Try to follow me here, because markets were whipsawing. Markets were trending higher before the Chairwoman spoke. Immediately after her speech, markets sold off on the notion that the Chairwoman said that the case for a rate hike has strengthened as of late. However, she was still not emphatic about an immediate rate hike, so markets again shot higher. So in this scenario, Yellen was playing the good cop. Enter the bad cop, Stanley Fischer from the Fed. After Yellen's speech, Fischer reinforced Yellen's message in a more direct tone, hinting that another strong jobs report next week could get the Fed to move, and possibly twice this year. After that, markets sold off, thus turning the rally into losses for the day and small losses for the week. After all was said and done, the Dow Jones Industrial Average fell 0.85% for the week and the S&P 500 fell 0.68%. 

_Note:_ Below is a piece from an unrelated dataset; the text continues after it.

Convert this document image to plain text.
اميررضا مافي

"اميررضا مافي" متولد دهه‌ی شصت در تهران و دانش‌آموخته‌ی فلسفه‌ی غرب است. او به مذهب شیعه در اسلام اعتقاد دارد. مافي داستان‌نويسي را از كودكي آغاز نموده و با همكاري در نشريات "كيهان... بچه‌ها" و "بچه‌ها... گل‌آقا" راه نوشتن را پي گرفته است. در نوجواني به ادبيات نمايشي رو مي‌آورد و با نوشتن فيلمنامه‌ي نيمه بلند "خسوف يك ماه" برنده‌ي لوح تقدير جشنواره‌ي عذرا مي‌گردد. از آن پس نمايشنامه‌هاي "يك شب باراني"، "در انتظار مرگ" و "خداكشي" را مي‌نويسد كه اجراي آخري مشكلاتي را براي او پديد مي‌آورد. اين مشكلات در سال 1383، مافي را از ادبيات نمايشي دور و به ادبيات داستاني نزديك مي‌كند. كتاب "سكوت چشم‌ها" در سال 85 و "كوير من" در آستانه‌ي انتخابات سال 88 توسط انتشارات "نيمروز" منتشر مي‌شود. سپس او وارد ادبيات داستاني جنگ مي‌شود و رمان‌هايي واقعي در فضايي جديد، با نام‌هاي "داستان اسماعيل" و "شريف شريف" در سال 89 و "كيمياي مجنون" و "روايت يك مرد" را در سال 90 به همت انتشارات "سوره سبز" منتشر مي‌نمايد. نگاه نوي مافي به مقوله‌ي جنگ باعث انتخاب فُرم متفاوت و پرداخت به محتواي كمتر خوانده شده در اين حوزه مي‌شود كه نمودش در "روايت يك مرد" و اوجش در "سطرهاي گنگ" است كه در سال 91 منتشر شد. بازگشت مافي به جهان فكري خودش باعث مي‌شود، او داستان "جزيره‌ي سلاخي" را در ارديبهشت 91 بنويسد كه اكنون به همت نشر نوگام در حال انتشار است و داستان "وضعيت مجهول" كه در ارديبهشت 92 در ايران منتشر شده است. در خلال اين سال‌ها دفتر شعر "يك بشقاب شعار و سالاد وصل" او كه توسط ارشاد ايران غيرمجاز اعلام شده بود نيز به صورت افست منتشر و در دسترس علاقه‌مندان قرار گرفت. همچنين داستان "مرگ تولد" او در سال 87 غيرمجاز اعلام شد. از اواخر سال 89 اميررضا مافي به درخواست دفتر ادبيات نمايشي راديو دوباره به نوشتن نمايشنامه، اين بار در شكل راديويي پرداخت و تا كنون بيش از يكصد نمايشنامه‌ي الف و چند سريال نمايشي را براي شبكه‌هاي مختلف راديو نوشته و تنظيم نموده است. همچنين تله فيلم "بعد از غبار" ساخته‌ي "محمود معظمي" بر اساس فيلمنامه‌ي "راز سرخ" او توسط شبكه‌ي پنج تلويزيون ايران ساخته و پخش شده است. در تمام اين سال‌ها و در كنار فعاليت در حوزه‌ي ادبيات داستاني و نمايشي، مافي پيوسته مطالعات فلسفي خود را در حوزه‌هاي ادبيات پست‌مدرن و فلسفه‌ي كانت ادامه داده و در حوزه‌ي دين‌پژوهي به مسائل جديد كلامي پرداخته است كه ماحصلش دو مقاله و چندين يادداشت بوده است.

I bring this up not to focus on a single day in the market, but to highlight the fact that action in the market on any given day is still very sensitive to chatter from the Federal Reserve. And by all accounts, short-term markets are very irrational. It doesn't change the fact that owning good assets for the long term is a viable investment strategy, but it does remind us that the complacency of late can turn into volatility on just a few words from a Fed official.  

Getting back to Yellen's speech, I thought there were some interesting things revealed regarding future policy actions. For one, the Fed clearly believes they have enough tools to fight the next recession even in the face of low interest rates. Keep in mind that some believe the Fed needs to raise rates so they can lower rates during the next recession. But reading Yellen's speech, she mentioned that the Fed still has room to expand their balance sheet by a couple trillion dollars and could even expand the types of assets they purchase. To me, this is a very critical point that hasn't really found it's way into the mainstream financial media. Can we interpret it that during the next crisis our Fed stands ready to buy corporate bonds like the ECB or dare I even say stocks like the BOJ? 

On the bright side, market momentum has remained firm and stocks have been quite resilient, even breaking out to all time highs. As we know, markets are forward looking. GDP in the third quarter is expected to pick up from the lackluster 1% of the first half and the job market remains positive.